Whether the barracuda and yellow fin work in tandem or not, the event is truly a thing of breath taking beauty.
To watch a whale shark pass over head or a shoal of ray fly by in the clear water, reminds one of one’s size and importance.
One time I was working very, very hard trying to physically pull a drill head into a well casing.
The rig had sent its string down to me to guide it in to the concave concrete entrance to the conductor.
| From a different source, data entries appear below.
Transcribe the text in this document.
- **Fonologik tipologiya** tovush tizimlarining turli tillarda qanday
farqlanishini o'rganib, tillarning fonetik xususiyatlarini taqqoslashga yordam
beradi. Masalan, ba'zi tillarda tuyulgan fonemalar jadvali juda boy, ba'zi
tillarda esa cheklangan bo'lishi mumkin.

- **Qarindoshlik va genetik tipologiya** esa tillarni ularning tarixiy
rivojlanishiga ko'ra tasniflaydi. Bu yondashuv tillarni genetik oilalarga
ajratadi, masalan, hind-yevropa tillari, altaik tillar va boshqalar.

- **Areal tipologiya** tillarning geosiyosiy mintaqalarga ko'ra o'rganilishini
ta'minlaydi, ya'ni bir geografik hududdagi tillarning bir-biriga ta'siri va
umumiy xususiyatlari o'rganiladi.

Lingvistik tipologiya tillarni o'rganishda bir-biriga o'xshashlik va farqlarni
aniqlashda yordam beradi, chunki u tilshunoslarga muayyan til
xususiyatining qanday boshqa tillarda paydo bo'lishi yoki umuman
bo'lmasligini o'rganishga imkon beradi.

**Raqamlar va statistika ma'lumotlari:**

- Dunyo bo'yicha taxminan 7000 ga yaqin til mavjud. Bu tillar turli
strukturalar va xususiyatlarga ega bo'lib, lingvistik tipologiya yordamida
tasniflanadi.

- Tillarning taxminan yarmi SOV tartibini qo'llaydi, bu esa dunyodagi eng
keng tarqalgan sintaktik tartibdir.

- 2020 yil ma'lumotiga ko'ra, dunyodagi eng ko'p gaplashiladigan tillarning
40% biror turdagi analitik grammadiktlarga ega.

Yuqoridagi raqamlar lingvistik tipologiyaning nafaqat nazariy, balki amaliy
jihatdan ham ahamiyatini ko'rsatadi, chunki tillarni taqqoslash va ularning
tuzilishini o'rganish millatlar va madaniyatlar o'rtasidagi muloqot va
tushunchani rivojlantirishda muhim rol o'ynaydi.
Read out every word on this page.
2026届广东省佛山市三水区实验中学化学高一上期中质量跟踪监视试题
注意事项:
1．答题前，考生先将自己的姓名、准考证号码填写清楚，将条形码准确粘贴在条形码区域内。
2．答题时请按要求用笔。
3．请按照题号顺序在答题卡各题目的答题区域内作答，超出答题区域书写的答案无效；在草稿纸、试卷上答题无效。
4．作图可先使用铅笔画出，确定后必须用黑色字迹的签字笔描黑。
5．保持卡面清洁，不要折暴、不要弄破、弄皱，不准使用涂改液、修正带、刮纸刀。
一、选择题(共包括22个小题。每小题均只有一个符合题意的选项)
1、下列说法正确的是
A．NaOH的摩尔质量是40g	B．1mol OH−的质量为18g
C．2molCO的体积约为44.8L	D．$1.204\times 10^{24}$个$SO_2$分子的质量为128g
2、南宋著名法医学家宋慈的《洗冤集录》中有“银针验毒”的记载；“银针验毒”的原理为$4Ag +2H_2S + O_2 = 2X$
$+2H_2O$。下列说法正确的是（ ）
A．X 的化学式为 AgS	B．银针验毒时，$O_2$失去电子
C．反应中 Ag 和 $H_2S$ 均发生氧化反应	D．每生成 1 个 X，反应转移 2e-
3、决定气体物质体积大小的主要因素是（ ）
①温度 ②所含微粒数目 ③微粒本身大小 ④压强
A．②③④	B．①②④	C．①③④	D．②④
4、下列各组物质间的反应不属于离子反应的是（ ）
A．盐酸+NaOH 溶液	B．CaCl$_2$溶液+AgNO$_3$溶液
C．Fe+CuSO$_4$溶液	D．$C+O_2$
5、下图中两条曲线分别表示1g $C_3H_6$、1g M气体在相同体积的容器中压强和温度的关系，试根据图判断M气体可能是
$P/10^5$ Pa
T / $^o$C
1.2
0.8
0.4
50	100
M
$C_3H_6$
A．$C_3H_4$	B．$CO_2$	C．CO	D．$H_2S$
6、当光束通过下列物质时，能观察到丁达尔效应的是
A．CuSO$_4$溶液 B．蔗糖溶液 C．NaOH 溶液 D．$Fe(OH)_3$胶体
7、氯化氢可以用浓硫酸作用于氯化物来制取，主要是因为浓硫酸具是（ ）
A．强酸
Unfortunately when they pulled the casing out and grouted the well they left a lip around the conductor upon which the drill head kept getting stuck.
I had tried three or four times to take the string back up and down again, but every time the same thing happened.
There was nothing else for it but to try to pull the drill head into the hole myself.
So here was this hundreds of thousands of tonnes of metal drilling rig, dependent on little old me.
I got them to pull the string back about a metre, I wrapped a webbing strap around the drill head and then around me. I braced my feet against the concave side of the chute, one leg either side of the string. Then instructing them to come down while I pulled like fuck.
Just then a whale shark glided effortlessly past me, the drill string plopped into the hole at the same time, I think it was the shark ‘what did it’.
Working for Oceaneering in Malongo was great, I loved it, and if the contract had lasted as long as everybody expected it to, I would have been still there.